Here's the thing though; in order to make it easier, I'm requesting that you AT LEAST refute only the parts where he attacks anarcho capitalism, not the parts where he defends anarcho communism

If you wish, you may tackle his pro ancom sentiments as we'll, though it's not necessary for progressing to refute a quote 6. Also, DON'T MAKE LIES ABOUT ANARCHO COMMUNISM! It will greatly damage your credibility!

Good Luck! I think this will be the hardest one!

"The collective is not some mysterious ghost that would hover over you, making laws and stealing posessions; it is you and I and every other member of the community. If we are working under direct consensus democracy, the community could never, let's say, demolish your house without your consent. Furthermore, it is important to make a distinction between private property and private posessions; posessions are things whose purpose is personal use (e.g. your house, your car, your toothbrush), and these would not ever be taken from you. It is the things which you cannot justify as being for personal use (e.g. entire acres of land, school buildings, factories) that would be collectivised and, by extension, democratised. Another reason that we reject your idea of "justly acquired private property" is that we believe there can be no just owner; there is no justification for the ownership of things that aren't made for personal use. But let's say you would find yourself homeless in an anarcho-communist society, for whatever reason. How do you think that situation would be dealt with? Well, since our core principle is "from each according to his ability, to each according to his need", we, the community, would work together and build a house for you."

There is very little here where he is actually attacking anarcho-capitalism.  The idea of "justly-acquired private property" is held by most people of various political stripes, not just ancaps.

I certainly understand that left-anarchists make a distinction between private property and private possessions, but I think this a necessarily arbitrary distinction and one that ultimately makes little sense when you consider the economy and how goods and services are produced and distributed.

Obviously, your toothbrush makes sense as a personal possession, but what if you have half a dozen toothbrushes?  Would only one of them be considered a possession while the rest are considered property?  And a car--sure you use the car, but is it then unjustified to have two cars, since you can only drive one at a time?  How about having a car and a truck, because you only need the truck when you're moving furniture or other large items?  

And exactly what is unjust if you buy or build a factory?  Its personal use would be as a source of income.  Or a school building?  Or more significantly, an apartment building?  One person could never personally use all the apartments of an apartment building, but who would build factories, schools, or apartment buildings if they couldn't be privately owned?  Ownership is not only clearly justified as being the product of one's efforts and labor, it is also part of the incentives of the market process for producing things that *other* people will use, instead the person producing it.  Divison of labor is an invaluable way of increasing productivity.  To take private ownership of these types of things away is to not only reduce the incentives for producing them, but to reduce the overall productivity of society, forcing individuals to produce more things for themselves, and ultimately creating a sort of medieval primitivism, as how many people are qualified to build houses, refrigerators, televisions, computers, clothes, etc, even if we assumed that the resources and tools were available to them?

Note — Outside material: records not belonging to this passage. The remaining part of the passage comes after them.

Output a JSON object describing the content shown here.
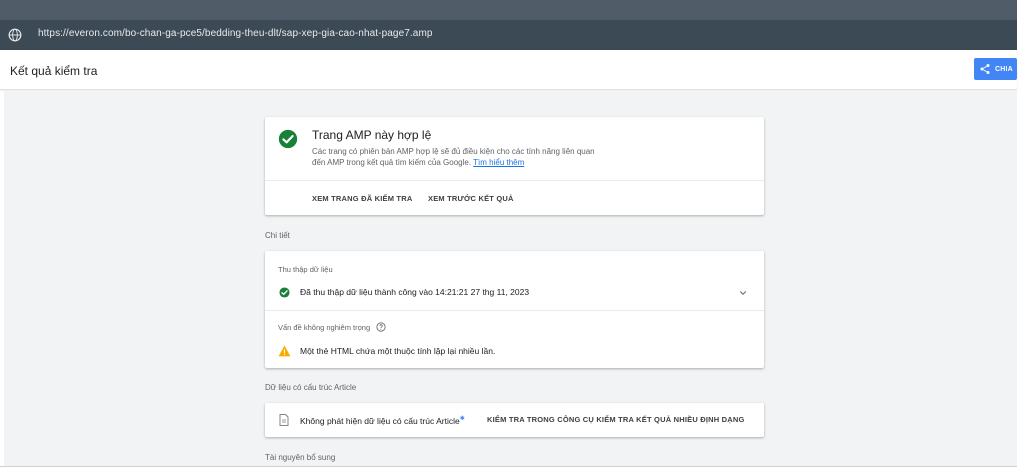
{
  "browser": {
    "url": "https://everon.com/bo-chan-ga-pce5/bedding-theu-dlt/sap-xep-gia-cao-nhat-page7.amp"
  },
  "header": {
    "title": "Kết quả kiểm tra",
    "share_label": "CHIA"
  },
  "amp_status": {
    "title": "Trang AMP này hợp lệ",
    "description_line1": "Các trang có phiên bản AMP hợp lệ sẽ đủ điều kiện cho các tính năng liên quan",
    "description_line2": "đến AMP trong kết quả tìm kiếm của Google.",
    "learn_more": "Tìm hiểu thêm",
    "view_tested": "XEM TRANG ĐÃ KIỂM TRA",
    "preview_result": "XEM TRƯỚC KẾT QUẢ"
  },
  "details": {
    "section_label": "Chi tiết",
    "crawl_label": "Thu thập dữ liệu",
    "crawl_status": "Đã thu thập dữ liệu thành công vào 14:21:21 27 thg 11, 2023",
    "issues_label": "Vấn đề không nghiêm trọng",
    "issue_text": "Một thẻ HTML chứa một thuộc tính lặp lại nhiều lần."
  },
  "article": {
    "section_label": "Dữ liệu có cấu trúc Article",
    "status": "Không phát hiện dữ liệu có cấu trúc Article",
    "cta": "KIỂM TRA TRONG CÔNG CỤ KIỂM TRA KẾT QUẢ NHIỀU ĐỊNH DẠNG"
  },
  "additional": {
    "section_label": "Tài nguyên bổ sung"
  },
  "colors": {
    "success": "#188038",
    "warning": "#f9ab00",
    "accent": "#4285f4",
    "link": "#1a73e8"
  }
}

Okay, moving on.  "From each according to his ability, to each according to his need".  A very nice sentiment, indeed, but again, one based on vague definitions and arbitrary distinctions.   For example, how do you measure someone's ability and decide how much that person *ought* to produce? What if they're lazy, or otherwise hide the full extent of their abilities so they don't have to work so hard?  And aren't abilities variable?  One can become more able through training and experience, but why struggle to increase one's abilities if it means you have to produce more to be given away to others?  So once again, the incentive structure is heavily modified.

And there are few words as contentious and vague as "need".  For example, while people need to eat food to live, do you "need" steak when you can live on ground hamburger?  Do you even need ground hamburger when you can live on beans and rice (gives you all the necessary proteins)?  Never mind fresh fruits and vegetables--those are obviously luxuries!  Many of the basics we enjoy today are not really "needs", but they make life easier, more comfortable, and more enjoyable: automobiles, electricity, computers, stereos, air conditioning, televisions, refrigerators, telephones, books, indoor plumbing and bathrooms,etc.  So how do they justify what a person "needs" as opposed to what one merely wants?

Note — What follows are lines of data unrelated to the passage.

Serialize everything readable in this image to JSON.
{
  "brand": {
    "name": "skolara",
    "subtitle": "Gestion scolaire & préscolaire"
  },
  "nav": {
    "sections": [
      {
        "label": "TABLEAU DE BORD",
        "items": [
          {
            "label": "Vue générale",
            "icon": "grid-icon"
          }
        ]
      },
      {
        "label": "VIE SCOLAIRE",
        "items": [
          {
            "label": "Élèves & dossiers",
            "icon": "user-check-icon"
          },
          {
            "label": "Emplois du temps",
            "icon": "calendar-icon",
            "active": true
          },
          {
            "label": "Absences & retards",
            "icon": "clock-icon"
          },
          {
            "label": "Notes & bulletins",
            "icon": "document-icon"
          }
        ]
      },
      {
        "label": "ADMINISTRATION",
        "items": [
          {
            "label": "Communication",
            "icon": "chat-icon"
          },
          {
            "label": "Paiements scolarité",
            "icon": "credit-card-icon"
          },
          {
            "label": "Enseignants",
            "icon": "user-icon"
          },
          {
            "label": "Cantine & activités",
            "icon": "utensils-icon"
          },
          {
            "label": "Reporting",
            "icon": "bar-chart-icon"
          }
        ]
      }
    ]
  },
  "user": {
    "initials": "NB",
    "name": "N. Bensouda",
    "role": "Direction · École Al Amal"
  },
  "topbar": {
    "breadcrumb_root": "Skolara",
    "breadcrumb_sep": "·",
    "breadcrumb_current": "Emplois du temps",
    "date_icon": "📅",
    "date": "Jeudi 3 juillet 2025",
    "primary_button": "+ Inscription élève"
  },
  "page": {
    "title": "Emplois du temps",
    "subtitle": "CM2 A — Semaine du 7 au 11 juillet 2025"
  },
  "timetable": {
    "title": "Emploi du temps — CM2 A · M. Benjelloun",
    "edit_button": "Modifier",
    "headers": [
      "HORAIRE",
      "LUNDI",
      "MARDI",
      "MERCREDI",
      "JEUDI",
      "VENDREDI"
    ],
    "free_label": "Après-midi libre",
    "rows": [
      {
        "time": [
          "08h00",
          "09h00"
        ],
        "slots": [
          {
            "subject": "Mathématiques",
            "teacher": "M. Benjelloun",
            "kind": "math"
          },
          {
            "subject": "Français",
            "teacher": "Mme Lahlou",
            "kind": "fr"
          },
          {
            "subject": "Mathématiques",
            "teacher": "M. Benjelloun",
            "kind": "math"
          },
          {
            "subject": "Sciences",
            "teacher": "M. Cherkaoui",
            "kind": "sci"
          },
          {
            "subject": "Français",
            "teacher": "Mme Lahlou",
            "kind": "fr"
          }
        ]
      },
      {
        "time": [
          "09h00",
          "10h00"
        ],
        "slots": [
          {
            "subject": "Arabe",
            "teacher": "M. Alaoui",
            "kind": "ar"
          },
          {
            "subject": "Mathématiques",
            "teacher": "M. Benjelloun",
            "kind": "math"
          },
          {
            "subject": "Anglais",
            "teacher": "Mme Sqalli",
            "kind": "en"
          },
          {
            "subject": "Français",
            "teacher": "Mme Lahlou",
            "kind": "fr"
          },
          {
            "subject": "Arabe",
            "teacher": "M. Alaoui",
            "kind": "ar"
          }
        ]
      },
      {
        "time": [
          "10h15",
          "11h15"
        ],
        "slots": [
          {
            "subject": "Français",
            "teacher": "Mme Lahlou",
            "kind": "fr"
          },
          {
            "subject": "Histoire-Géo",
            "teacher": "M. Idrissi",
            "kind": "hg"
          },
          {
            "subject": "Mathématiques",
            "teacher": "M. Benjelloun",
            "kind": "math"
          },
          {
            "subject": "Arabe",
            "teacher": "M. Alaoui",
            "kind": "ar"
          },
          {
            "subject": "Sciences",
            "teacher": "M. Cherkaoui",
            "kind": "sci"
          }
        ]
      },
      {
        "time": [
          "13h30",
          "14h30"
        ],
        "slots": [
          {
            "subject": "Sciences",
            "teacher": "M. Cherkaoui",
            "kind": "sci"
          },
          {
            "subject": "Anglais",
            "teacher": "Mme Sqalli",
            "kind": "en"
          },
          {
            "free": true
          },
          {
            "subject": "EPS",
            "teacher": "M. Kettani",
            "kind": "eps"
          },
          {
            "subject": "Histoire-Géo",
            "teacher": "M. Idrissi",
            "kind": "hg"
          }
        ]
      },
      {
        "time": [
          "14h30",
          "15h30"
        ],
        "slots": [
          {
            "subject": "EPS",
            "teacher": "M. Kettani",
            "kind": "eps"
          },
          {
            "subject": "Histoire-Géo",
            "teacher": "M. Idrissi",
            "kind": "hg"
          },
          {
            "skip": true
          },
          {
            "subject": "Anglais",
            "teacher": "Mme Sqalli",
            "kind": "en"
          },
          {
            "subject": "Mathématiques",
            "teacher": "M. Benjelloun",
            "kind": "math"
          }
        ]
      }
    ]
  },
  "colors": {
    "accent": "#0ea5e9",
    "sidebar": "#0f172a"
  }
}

So on the one side, we have the problem of providing incentives for producing things, and on the other side, we have the problem distributing such things as are produced.  A market economy already solves both problems, and seems much more justified, objective, and fair than relying upon subjective value judgements and a political process, even if that process is a "direct consensus democracy".

And let's talk about this direct consensus democracy.  They've obviously decided that a simple democracy or a representative democracy isn't good enough.  But is even direct democracy with consensus good enough? Why merely "consensus"?  If it's not quite unanimous, then can we say that someone isn't being wronged by the decision?  Even if you require unanimous consent, there are various problems.  For one, how often will everyone agree to something by unanimous consent?  And how well-informed can everyone be on *all* the issues they would vote upon?  These seem like onerous requirements for the process to work well.

More importantly, why should we engage in political decision-making at all?  Isn't that requiring everyone to agree upon a one-size-fits-all plan or policy on various issues? A much more *democratic* solution is the ancap idea of polycentric common or customary legal systems, which automatically incorporate the majority opinions and views into the legal process, without needing to call votes or having onerous requirements for the process to work. And while private organizations can have their own procedures and vote on things if they want to, individuals are free to opt out of such organizations and their decisions by leaving the organization if they disagree, or not having to join up with the organization in the first place if they aren't interested in the plans or goals of the organization.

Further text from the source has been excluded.